Al día siguiente, todos los medios de comunicación comentaban cómo podría ser el diaconado femenino; se especulaba sobre si podrían unir matrimonios, bautizar y otras funciones propias de los diáconos. Enseguida salieron al paso réplicas de altos dignatarios del Vaticano explicando que no era posible la ordenación femenina con cometidos sacerdotales, que habían sido mal interpretadas las declaraciones del papa y que no había lugar a discutir sobre el tema.

En la Iglesia primitiva se puede ver, a través del Nuevo Testamento, que las mujeres desempeñaban determinadas funciones, tareas asignadas a las diaconisas que eran muy análogas a las de los diáconos. San Pablo habla de ellas en su epístola a los Romanos. El nombre de diaconisas se refería a ciertas mujeres devotas, consagradas al servicio de la Iglesia y que hacían a las mujeres el servicio que no podían prestarles los diáconos con decencia; por ejemplo, en el bautismo que se confería por inmersión a las mujeres. Realmente, no está claro que a las mujeres se les ordenase en ningún momento.

La jerarquía eclesiástica alemana habló de la posibilidad de restablecer el oficio de las diaconisas cuando en 1981 pidió a la Santa Sede que estudiara la posibilidad de restablecer este orden sacerdotal.

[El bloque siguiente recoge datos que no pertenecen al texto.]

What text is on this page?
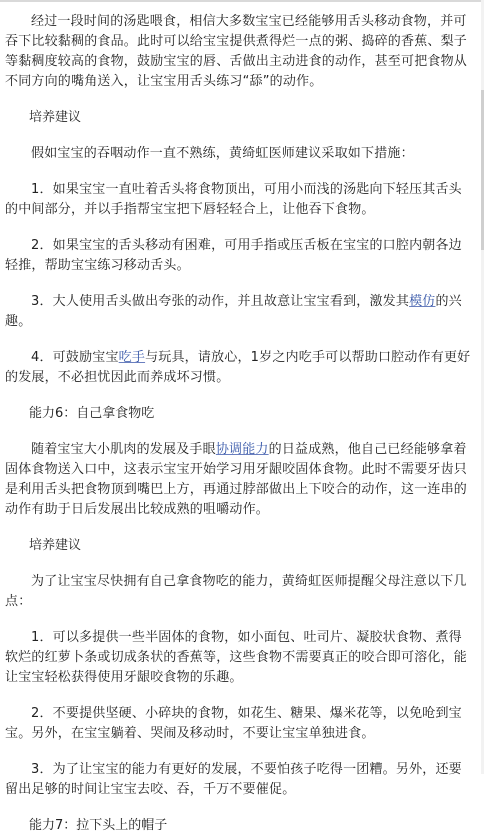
经过一段时间的汤匙喂食，相信大多数宝宝已经能够用舌头移动食物，并可吞下比较黏稠的食品。此时可以给宝宝提供煮得烂一点的粥、捣碎的香蕉、梨子等黏稠度较高的食物，鼓励宝宝的唇、舌做出主动进食的动作，甚至可把食物从不同方向的嘴角送入，让宝宝用舌头练习“舔”的动作。

培养建议

假如宝宝的吞咽动作一直不熟练，黄绮虹医师建议采取如下措施：

1．如果宝宝一直吐着舌头将食物顶出，可用小而浅的汤匙向下轻压其舌头的中间部分，并以手指帮宝宝把下唇轻轻合上，让他吞下食物。

2．如果宝宝的舌头移动有困难，可用手指或压舌板在宝宝的口腔内朝各边轻推，帮助宝宝练习移动舌头。

3．大人使用舌头做出夸张的动作，并且故意让宝宝看到，激发其模仿的兴趣。

4．可鼓励宝宝吃手与玩具，请放心，1岁之内吃手可以帮助口腔动作有更好的发展，不必担忧因此而养成坏习惯。

能力6：自己拿食物吃

随着宝宝大小肌肉的发展及手眼协调能力的日益成熟，他自己已经能够拿着固体食物送入口中，这表示宝宝开始学习用牙龈咬固体食物。此时不需要牙齿只是利用舌头把食物顶到嘴巴上方，再通过脖部做出上下咬合的动作，这一连串的动作有助于日后发展出比较成熟的咀嚼动作。

培养建议

为了让宝宝尽快拥有自己拿食物吃的能力，黄绮虹医师提醒父母注意以下几点：

1．可以多提供一些半固体的食物，如小面包、吐司片、凝胶状食物、煮得软烂的红萝卜条或切成条状的香蕉等，这些食物不需要真正的咬合即可溶化，能让宝宝轻松获得使用牙龈咬食物的乐趣。

2．不要提供坚硬、小碎块的食物，如花生、糖果、爆米花等，以免呛到宝宝。另外，在宝宝躺着、哭闹及移动时，不要让宝宝单独进食。

3．为了让宝宝的能力有更好的发展，不要怕孩子吃得一团糟。另外，还要留出足够的时间让宝宝去咬、吞，千万不要催促。

能力7：拉下头上的帽子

Lo que es indudable es el hecho de que la mujer viene ejerciendo misiones auxiliares en la Iglesia como puede ser repartir la Comunión y otras muchas labores misioneras que todos podemos comprobar a diario.

Puede que este asunto no sea tema para analizar por quienes somos poco ilustrados en materia de Religión; pero como católico me creo con derecho a conocer cuantas novedades surjan en la vida religiosa y que afecten al ejercicio del creyente.

Al considerar la posibilidad de existencia de diaconisas, viene a cuento la leyenda de la papisa Juana: En tiempos posteriores a León IV (847-855) el inglés John de Mainz ocupó la silla papal dos años, siete meses y cuatro días. Él era, supuestamente, una mujer. En su juventud fue llevada a Atenas con ropas de hombre por su amante y allí fue tal su avance en el aprendizaje que nadie la igualaba. Llegó a Roma, donde enseñó ciencias y atrajo así la atención de intelectuales. Gozó del mayor respeto por su conducta y erudición y finalmente fue seleccionada como papa, pero, quedando embarazada de uno de sus asistentes de confianza, dio a luz un niño durante una procesión desde San Pedro a Letrán. Allí murió casi de inmediato y se dice que fue enterrada en el mismo sitio. Se dice también que, en sus procesiones, los papas siempre evitaban este camino, al parecer, por animadversión a esta desgracia.